Azapagasi Ebru, Uysal Yazici Mutlu, Ari Mehmet Emre, Karakaya Rabia Sedef, Cınar Hasibe Gökçe, Tasar Mehmet, Gucer Safak
Division of Pediatric Intensive Care Unit, Dr. Sami Ulus Maternity and Children's Training and Research Hospital, Ankara, Turkey.
Division of Pediatric Cardiology, Dr. Sami Ulus Maternity and Children's Training and Research Hospital, Ankara, Turkey.
J Pediatr Intensive Care. 2020 Aug 31;11(1):77-82. doi: 10.1055/s-0040-1715849. eCollection 2022 Mar.

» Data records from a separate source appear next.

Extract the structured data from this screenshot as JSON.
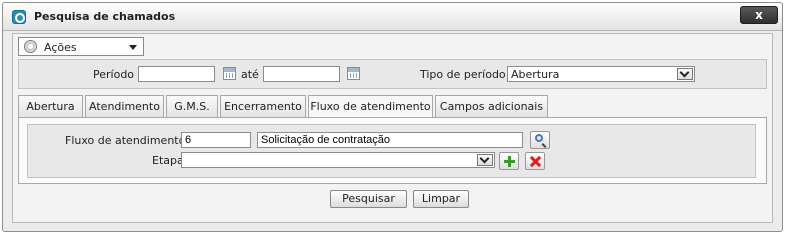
{
  "window": {
    "title": "Pesquisa de chamados",
    "close_label": "x"
  },
  "actions_menu": {
    "label": "Ações"
  },
  "period": {
    "label": "Período :",
    "start_value": "",
    "between_label": "até",
    "end_value": "",
    "type_label": "Tipo de período :",
    "type_selected": "Abertura"
  },
  "tabs": [
    {
      "label": "Abertura",
      "active": false
    },
    {
      "label": "Atendimento",
      "active": false
    },
    {
      "label": "G.M.S.",
      "active": false
    },
    {
      "label": "Encerramento",
      "active": false
    },
    {
      "label": "Fluxo de atendimento",
      "active": true
    },
    {
      "label": "Campos adicionais",
      "active": false
    }
  ],
  "fluxo": {
    "label": "Fluxo de atendimento :",
    "code_value": "6",
    "description_value": "Solicitação de contratação",
    "etapa_label": "Etapa :",
    "etapa_selected": ""
  },
  "buttons": {
    "search_label": "Pesquisar",
    "clear_label": "Limpar"
  },
  "icons": {
    "search": "magnifier-icon",
    "add": "add-green-icon",
    "remove": "delete-red-icon",
    "calendar": "calendar-icon"
  }
}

Cardiac myxoma is rare in children. Myxomas are exceedingly rare in infancy. Right atrial myxomas were recorded in a small number of case reports involving infants worldwide. We report the case of a 2-month-old infant with giant right atrial myxoma. The case presented to our hospital with respiratory distress, and had pericardial and pleural effusion. Diagnosis of cardiac tumor was made with the aid of computerized tomography scan and echocardiogram. The tumor size was 3.1 × 3.4 × 3.9 cm. The patient worsened rapidly and had sudden cardiac arrest which did not respond to interventions. Postmortem cardiac autopsy confirmed the diagnosis of myxoma on gross examination and histology. This article aims to focus attention to the atypical size and location of this atrial myxoma, causing diagnostic difficulty in this infant.
心脏黏液瘤在儿童中较为罕见。黏液瘤在婴儿期极为罕见。全球范围内仅有少数涉及婴儿的病例报告记录了右心房黏液瘤。我们报告一例2个月大患有巨大右心房黏液瘤的婴儿病例。该病例因呼吸窘迫就诊于我院,伴有心包和胸腔积液。借助计算机断层扫描和超声心动图诊断为心脏肿瘤。肿瘤大小为3.1×3.4×3.9厘米。患者病情迅速恶化,出现心脏骤停,对干预措施无反应。尸检心脏大体检查和组织学检查确诊为黏液瘤。本文旨在关注该心房黏液瘤非典型的大小和位置,这给该婴儿的诊断带来了困难。